Go anywhere online that photo guys* congregate, and you’ll find some variation on the following: “Should I buy the [as-yet-unannounced] D800, the [also as-yet-unannounced] D4, or the D7000?” God love ‘em, they could just buy a flippin’ camera and get down to making photos already, but the possibility of a newer, shinier one has them just beside themselves. What if they buy a camera that exists, and the newer camera is… well, all like, new and stuff? It might be incrementally better!
Some of these same people will decide, on the basis of the same partial specs or even just a leaked name that suggests something might be replaced or upgraded, that the company in question has lost their touch, if not their collective mind. There aren’t even any test images, to say nothing of a real, live, functioning camera. On the basis of a handful of rumors, this must be the worst camera the company has ever made, and that forthwith they are going to sell all of their gear and buy a Sigma body and lenses.**
Let me take the Captain Obvious uniform out of mothballs again. If you have good options at your disposal already, why not take advantage of them? If the best camera is the one you’ve got, it stands to reason you can’t make photos with something you don’t own. Will the next camera have more bells and whistles? Undoubtedly, yes. Can you take photos with a camera that hasn’t come out yet? Do you really need me to answer that question for you?
Every generation of photographers, for as long as there’ve been photographers, had fewer gear options open to them than you do right at this second. What they had in common was that they learned to do uncommon things with their equipment, sometimes despite its flaws, and sometimes because of them. While it’s possible to take any piece of equipment to the limits of its capabilities, it helps to make sure that it’s the limitations of the gear, and not your own limitations, holding you back. Be honest with yourself, and be as willing to look in the mirror as in your camera bag. Before you complain, are you already using what you’ve got to the best of its, and your, abilities? If you wait for the “right” camera, you will always be frustrated.

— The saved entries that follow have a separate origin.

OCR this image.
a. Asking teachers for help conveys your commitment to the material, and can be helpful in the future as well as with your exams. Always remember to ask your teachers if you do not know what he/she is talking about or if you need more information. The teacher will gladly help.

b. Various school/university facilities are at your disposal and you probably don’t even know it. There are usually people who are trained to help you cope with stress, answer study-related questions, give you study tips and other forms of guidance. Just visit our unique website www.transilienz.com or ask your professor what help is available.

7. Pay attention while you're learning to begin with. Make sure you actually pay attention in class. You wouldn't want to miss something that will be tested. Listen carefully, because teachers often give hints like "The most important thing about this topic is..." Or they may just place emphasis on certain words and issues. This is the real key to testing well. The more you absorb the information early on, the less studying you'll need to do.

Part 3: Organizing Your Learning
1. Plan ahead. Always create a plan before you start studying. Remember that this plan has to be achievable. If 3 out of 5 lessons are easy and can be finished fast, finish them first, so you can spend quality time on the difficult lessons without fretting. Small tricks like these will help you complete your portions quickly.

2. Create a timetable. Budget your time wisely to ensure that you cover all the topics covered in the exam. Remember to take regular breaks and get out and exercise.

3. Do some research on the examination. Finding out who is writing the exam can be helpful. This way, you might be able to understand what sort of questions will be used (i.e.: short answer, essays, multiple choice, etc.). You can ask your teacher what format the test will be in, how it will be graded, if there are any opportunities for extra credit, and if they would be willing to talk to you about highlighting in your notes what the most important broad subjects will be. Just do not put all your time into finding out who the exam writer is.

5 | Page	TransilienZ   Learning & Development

But that’s just my $.02 worth. Tell me, what do you think?
*This is not a somehow sexist observation. Women don’t obsess over gear; they generally figure out what they need, get it, and use it, whereas if someone’s spending as much time bitching over their kit as using it, you can bet they could work up a respectable beard on a few days’ notice. Just saying.
**Lest you think I’m kidding, Ken Rockwell actually did this (minus the Sigma body and lenses bit) with the Fuji X100, declaring it unworthy to be a poor man’s poor man’s Leica prior to its release. Once the camera was out, his tune changed so radically that there was rampant speculation that Fuji had gifted him with one of the cameras.